困難だった「汎用マイコンで深層学習」を実現、Cortex-M4で画像認識も可能に:人工知能ニュース(1/2 ページ)
AIスタートアップのエイシングが発表した「AiirDNN」は、これまで極めて困難と考えられてきた「汎用マイコンで深層学習」を実現した。その技術の詳細や性能などについて、同社 社長の出澤純一氏に聞いた。
近年のAI(人工知能)の驚異的な進化を支えてきたのが、深層学習と大規模並列演算を高速に実行できるGPUであることは広く知られている。数多くの画像データを用いた深層学習により画像認識アルゴリズムは大幅な進化を遂げ、より困難とされる自然言語処理は今や「ChatGPT」などの形で生成AIとして大きな話題をさらっている。
ただし、深層学習に基づくAIアルゴリズムは、学習だけでなく推論実行でも大規模な演算処理能力が求められるため、クラウドやサーバ、高性能ワークステーションなどが必要になるのが一般的だ。ハードウェアのサイズや消費電力で制限のある組み込み機器では、専用アクセラレータを搭載することでAIアルゴリズムの推論実行を可能にするさまざまな取り組みが進められているが、追加コストがかかることもあり採用は伸び悩んでいる。

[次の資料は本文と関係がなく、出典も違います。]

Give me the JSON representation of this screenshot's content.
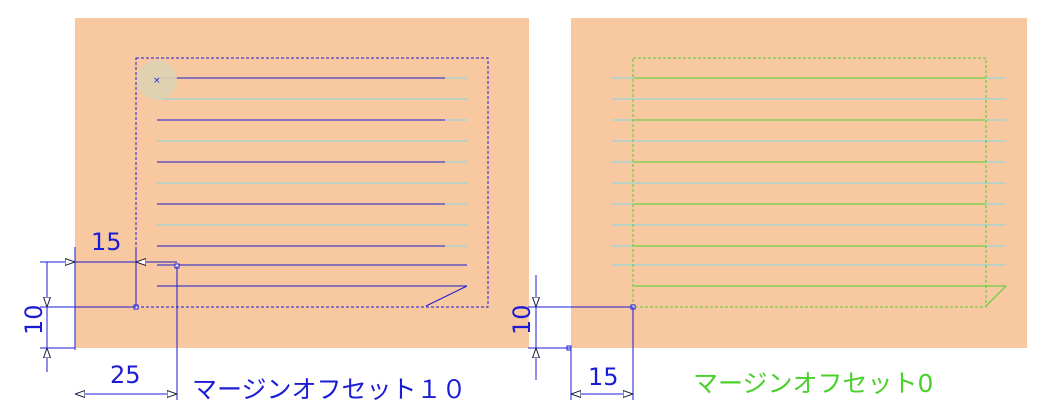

ハードウェアの制約に追われる組み込み機器の開発者からすれば、従来と同じように汎用マイコンだけで深層学習に基づくAIアルゴリズムを実行できることが理想だ。しかし実際に「汎用マイコンで深層学習」は極めて困難であり、最初から選択肢にも入らなかったというのが実情だろう。
AIスタートアップのエイシングは2023年4月25日、これまで不可能と思われてきた「汎用マイコンで深層学習」を可能にする「AiirDNN」を発表した。
深層学習ベースのAIアルゴリズムの推論実行は、プロセッサコアは最低でもArmの「Cortex-Aシリーズ」で動作周波数は数百GHz以上、メモリもGB単位、大まかにいえば小型ボードコンピュータ「Raspberry Pi(ラズパイ)」以上の性能が必要というのが一般的な認識だった。これに対してAiirDNNは、Armの「Cortex-M4F」を搭載する動作周波数170MHz、メモリ100KB以下の汎用マイコンでも推論実行が可能になるという。
エイシングはこれまでも汎用マイコンで活用できる軽量性とオンデバイス学習機能を持つAI技術として「AiiRシリーズ」を展開してきた。ただしこれらのAI技術は、決定木やランダムフォレストなどと同じ木構造のAIアルゴリズムであり、制御機器のパラメータなど時系列データを取り扱うのに適していた。エイシング 代表取締役社長の出澤純一氏は「これまで非深層学習で事業を展開してきたが、創業前の大学における研究開発の時代から深層学習を汎用マイコンで扱えるようにすることは開発の構想には入っていた。このほど開発に着手したところ、思ったよりも壁が低く数週間程度で実現のめどが立った」と語る。